Он посидел немного и запел:

Умер, пропал у эрзянского парня отец,

Пропала и нет у молодого Алюши матери.

Эта печаль для эрзянского парня не печаль,

Это горе для молодого Алюши не горе.

Потом умерла у эрзянского парня жена,

Пропала у молодого Алюши его половина.

Эта печаль для эрзянского парня стала печалью,

Это горе для молодого Алюши стало горем...

И вдруг оборвал песню, расплакался.

— Взрослый мужик, Охрем, а плачешь, — попытался урезонить его Дмитрий.

Охрем схватил себя за воротник и хрипло воскликнул:

— Не я плачу, а твой самогон, Дмитрий, во мне!

Он шмыгал носом, как ребенок, и всей пятерней вытирал слезы. Марье стало жаль его. Она подумала, чем бы его утешить.

— Не горюй, Охрем, сосватаю тебе Вассу Савкину, — сказала она. — У тебя сразу будет жена и две дочери.

— Много пользы в дочерях. Был бы у нее хотя один сын...

— От тебя, может, понесет мальчика, — не уступала Марья.

Охрем махнул рукой.

— Если у тебя нет своей избы, чужая тоже не изба!..

Он встал с лавки и, покачиваясь, пошел к двери. Дмитрий вышел его проводить. Когда он вернулся в избу, здесь теперь было тихо и спокойно. Фима заснула на конике. Марья лежала рядом с ней, непривычно тонкая, со слегка утомленным и бледноватым лицом. Маленький Степа еле слышно посапывал в зыбке.

Вторая часть

Игрушки дедушки Охона

1

Когда провожали Иважа, никто не знал, сколько времени он будет ходить с дедом Охоном по людям. Рассчитывали, что весной вернется обратно. Но пришла весна, затем — лето, прошел год. От Охона с Иважем не было вестей. Дмитрий ездил в Алатырь и расспрашивал монахов, но никто ничего толком сказать ему не мог. Они лишь первую зиму провели в Алатырском мужском монастыре, а весной куда-то отправились. Домой Дмитрий вернулся грустный: как бы оба они где-нибудь не умерли с голоду.

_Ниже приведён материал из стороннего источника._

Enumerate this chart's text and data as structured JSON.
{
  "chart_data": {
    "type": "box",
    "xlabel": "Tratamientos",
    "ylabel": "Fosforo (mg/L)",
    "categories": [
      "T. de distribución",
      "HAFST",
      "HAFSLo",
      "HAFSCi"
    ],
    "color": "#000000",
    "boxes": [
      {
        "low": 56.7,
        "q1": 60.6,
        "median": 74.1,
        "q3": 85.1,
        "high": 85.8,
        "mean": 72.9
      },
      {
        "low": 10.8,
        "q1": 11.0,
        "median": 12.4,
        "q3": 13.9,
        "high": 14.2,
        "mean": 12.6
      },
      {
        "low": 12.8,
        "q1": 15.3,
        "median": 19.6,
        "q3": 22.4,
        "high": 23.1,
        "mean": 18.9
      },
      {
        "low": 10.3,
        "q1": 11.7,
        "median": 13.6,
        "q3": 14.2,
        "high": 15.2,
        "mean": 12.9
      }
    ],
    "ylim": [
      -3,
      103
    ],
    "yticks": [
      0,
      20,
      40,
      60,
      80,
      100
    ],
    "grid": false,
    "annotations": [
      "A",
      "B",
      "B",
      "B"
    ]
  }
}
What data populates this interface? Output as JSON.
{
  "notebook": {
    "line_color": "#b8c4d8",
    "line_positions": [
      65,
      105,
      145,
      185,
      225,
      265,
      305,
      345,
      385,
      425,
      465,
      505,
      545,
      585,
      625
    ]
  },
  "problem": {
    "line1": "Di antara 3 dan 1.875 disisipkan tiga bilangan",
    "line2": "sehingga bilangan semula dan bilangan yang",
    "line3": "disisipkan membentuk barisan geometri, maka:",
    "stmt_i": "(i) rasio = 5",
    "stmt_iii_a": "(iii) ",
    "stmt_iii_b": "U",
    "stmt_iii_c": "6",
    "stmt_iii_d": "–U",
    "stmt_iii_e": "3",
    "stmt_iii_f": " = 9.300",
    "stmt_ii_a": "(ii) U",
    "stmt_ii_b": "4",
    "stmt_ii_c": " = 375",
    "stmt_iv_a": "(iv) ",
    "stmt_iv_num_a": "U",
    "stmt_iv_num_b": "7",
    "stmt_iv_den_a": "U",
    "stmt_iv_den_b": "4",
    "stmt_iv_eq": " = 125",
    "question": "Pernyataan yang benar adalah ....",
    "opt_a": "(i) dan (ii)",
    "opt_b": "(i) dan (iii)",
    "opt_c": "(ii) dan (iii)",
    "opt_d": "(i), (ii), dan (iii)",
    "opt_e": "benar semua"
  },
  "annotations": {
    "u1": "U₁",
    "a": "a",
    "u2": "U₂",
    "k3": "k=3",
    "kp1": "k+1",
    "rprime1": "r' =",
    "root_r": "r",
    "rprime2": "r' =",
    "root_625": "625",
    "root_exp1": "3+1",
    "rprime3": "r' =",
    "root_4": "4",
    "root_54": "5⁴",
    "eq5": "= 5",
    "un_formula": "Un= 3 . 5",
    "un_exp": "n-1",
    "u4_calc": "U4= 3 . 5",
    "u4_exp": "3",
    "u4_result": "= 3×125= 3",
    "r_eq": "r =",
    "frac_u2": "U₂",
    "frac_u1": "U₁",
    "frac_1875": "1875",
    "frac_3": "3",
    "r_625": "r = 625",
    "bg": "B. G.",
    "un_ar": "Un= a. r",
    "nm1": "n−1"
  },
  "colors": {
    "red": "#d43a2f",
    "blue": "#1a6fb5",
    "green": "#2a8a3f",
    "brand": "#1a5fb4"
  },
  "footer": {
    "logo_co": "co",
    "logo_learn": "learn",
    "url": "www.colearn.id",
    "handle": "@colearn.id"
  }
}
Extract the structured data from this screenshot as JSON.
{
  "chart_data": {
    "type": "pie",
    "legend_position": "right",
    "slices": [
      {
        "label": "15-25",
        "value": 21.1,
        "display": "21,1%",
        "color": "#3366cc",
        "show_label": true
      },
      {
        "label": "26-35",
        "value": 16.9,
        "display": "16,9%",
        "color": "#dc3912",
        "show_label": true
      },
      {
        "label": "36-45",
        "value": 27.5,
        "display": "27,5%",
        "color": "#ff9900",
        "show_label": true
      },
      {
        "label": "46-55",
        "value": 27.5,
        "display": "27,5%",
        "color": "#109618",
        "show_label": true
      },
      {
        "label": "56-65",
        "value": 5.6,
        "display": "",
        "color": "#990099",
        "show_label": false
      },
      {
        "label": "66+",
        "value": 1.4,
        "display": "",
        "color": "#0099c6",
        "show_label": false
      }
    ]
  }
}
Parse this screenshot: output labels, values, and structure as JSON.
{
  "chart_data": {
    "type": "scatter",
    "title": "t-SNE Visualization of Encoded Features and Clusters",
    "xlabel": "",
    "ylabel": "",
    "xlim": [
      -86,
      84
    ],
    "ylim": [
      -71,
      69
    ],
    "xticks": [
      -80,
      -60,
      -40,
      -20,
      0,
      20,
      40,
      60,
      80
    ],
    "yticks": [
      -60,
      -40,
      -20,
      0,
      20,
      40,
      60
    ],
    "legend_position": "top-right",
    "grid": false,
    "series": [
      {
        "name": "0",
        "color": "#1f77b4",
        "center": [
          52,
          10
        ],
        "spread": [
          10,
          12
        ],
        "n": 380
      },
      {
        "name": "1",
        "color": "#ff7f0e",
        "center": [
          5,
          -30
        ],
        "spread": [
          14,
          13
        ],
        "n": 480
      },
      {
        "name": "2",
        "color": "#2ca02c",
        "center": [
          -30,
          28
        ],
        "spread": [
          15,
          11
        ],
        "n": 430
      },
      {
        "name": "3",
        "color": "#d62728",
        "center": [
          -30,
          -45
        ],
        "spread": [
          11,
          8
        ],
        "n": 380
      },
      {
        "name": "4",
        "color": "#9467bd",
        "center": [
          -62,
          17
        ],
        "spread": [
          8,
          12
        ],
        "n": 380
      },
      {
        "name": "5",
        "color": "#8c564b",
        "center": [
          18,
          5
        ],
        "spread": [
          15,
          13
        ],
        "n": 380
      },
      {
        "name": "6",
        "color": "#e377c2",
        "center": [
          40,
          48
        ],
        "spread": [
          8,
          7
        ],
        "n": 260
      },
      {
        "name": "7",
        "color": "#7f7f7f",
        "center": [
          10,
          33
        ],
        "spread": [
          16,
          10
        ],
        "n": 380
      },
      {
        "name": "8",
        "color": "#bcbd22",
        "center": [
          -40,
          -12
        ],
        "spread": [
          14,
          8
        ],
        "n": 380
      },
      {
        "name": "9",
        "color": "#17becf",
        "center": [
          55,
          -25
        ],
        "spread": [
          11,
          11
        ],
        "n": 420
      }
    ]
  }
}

Не умрут с голоду — замерзнут. Скоро опять наступит зима, а одежда у них плохая, только зипунишки, на ногах — лапти. Об этом горевала и Марья, по-своему: плакала, охала и вздыхала. Недаром говорят, что мужская печаль скрытая, а женская — вся на виду. И все же Марья не упрекала мужа, что отпустил сына со стариком Охоном. Она и сама виновата не меньше. Если бы настояла, Дмитрий послушался бы ее. Он не как другие мужья, всегда считается с женой.